En revanche, en l’état des pièces produites et des moyens exposés, le lien direct entre la présente instance et l’expertise confiée à Monsieur [L] [O] par ordonnance du juge des référés du 20 octobre 2025 (pièce n° 5 du syndicat des copropriétaires), n’est, à ce stade, pas démontré eu égard à la zone objet de l’expertise précitée, soit une “enclave” constituant le “lot n° 73" dont il n’est pas établi qu’elle soit située dans le bâtiment B de l’immeuble.

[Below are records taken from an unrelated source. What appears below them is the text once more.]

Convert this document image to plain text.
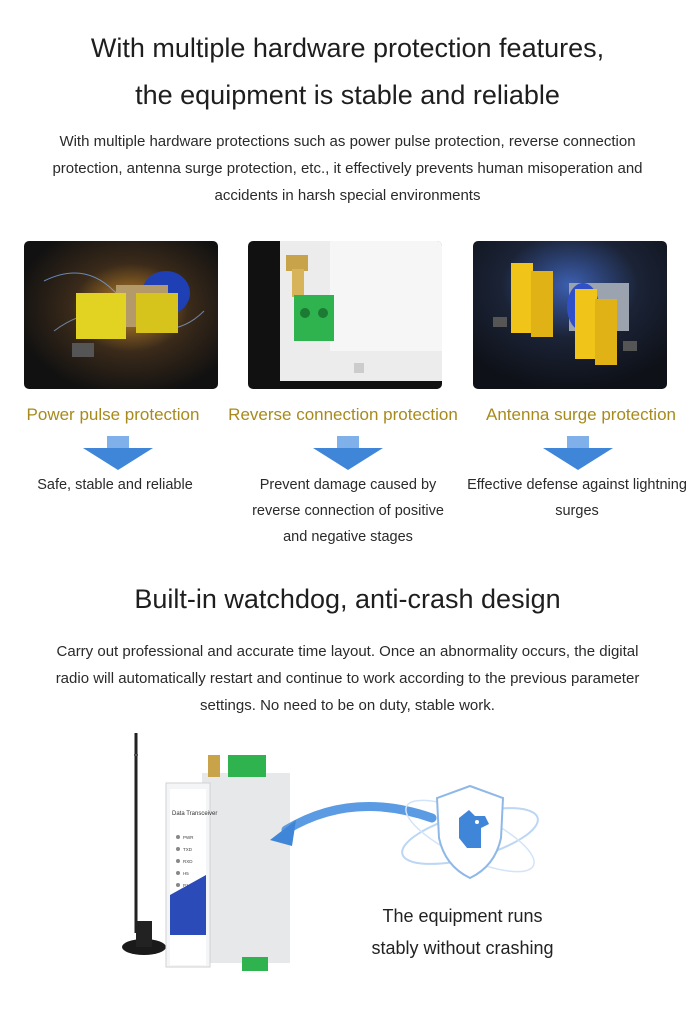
With multiple hardware protection features,
the equipment is stable and reliable
With multiple hardware protections such as power pulse protection, reverse connection protection, antenna surge protection, etc., it effectively prevents human misoperation and accidents in harsh special environments
Power pulse protection	Reverse connection protection	Antenna surge protection
Safe, stable and reliable	Prevent damage caused by reverse connection of positive and negative stages
Effective defense against lightning surges
Built-in watchdog, anti-crash design
Carry out professional and accurate time layout. Once an abnormality occurs, the digital radio will automatically restart and continue to work according to the previous parameter settings. No need to be on duty, stable work.
Data Transceiver
PWR
TXD
RXD
H5
P1
The equipment runs
stably without crashing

Il convient donc de rejeter la demande de sursis à statuer dans l’attente du dépôt du rapport d’expertise judiciaire de M. [L] [O].
Compte tenu de l’objet de l’incident, les dépens seront réservés.
Il convient de renvoyer l’affaire à la mise en état du 26 janvier 2027 à 10 h pour finalisation d’un calendrier de procédure suite au dépôt des rapports d’expertise judiciaire de Monsieur [H] [D], désigné par ordonnance du juge des référés du 30 janvier 2024, et de Monsieur [A] [C], désigné par ordonnance du juge des référés du 17 juin 2025.
PAR CES MOTIFS
Le juge de la mise en état, statuant par ordonnance contradictoire, mise à disposition au greffe et susceptible de recours dans les conditions de l’article 795 du code de procédure civile,
Ordonnons le sursis à statuer dans l’attente du dépôt des rapports d’expertise judiciaire de Monsieur [H] [D], désigné par ordonnance du juge des référés du 30 janvier 2024, et de Monsieur [A] [C], désigné par ordonnance du juge des référés du 17 juin 2025,
Rejetons la demande de sursis à statuer dans l’attente du dépôt du rapport d’expertise judiciaire de Monsieur [L] [O], désigné par ordonnance du juge des référés du 20 octobre 2025,
Réservons les dépens,
Renvoyons l’affaire à l’audience de mise en état du 26 janvier 2027 à 10h pour finalisation d’un calendrier de procédure suite au dépôt des rapports d’expertise judiciaire de Monsieur [H] [D], désigné par ordonnance du juge des référés du 30 janvier 2024, et de Monsieur [Z] [C], désigné par ordonnance du juge des référés du 17 juin 2025.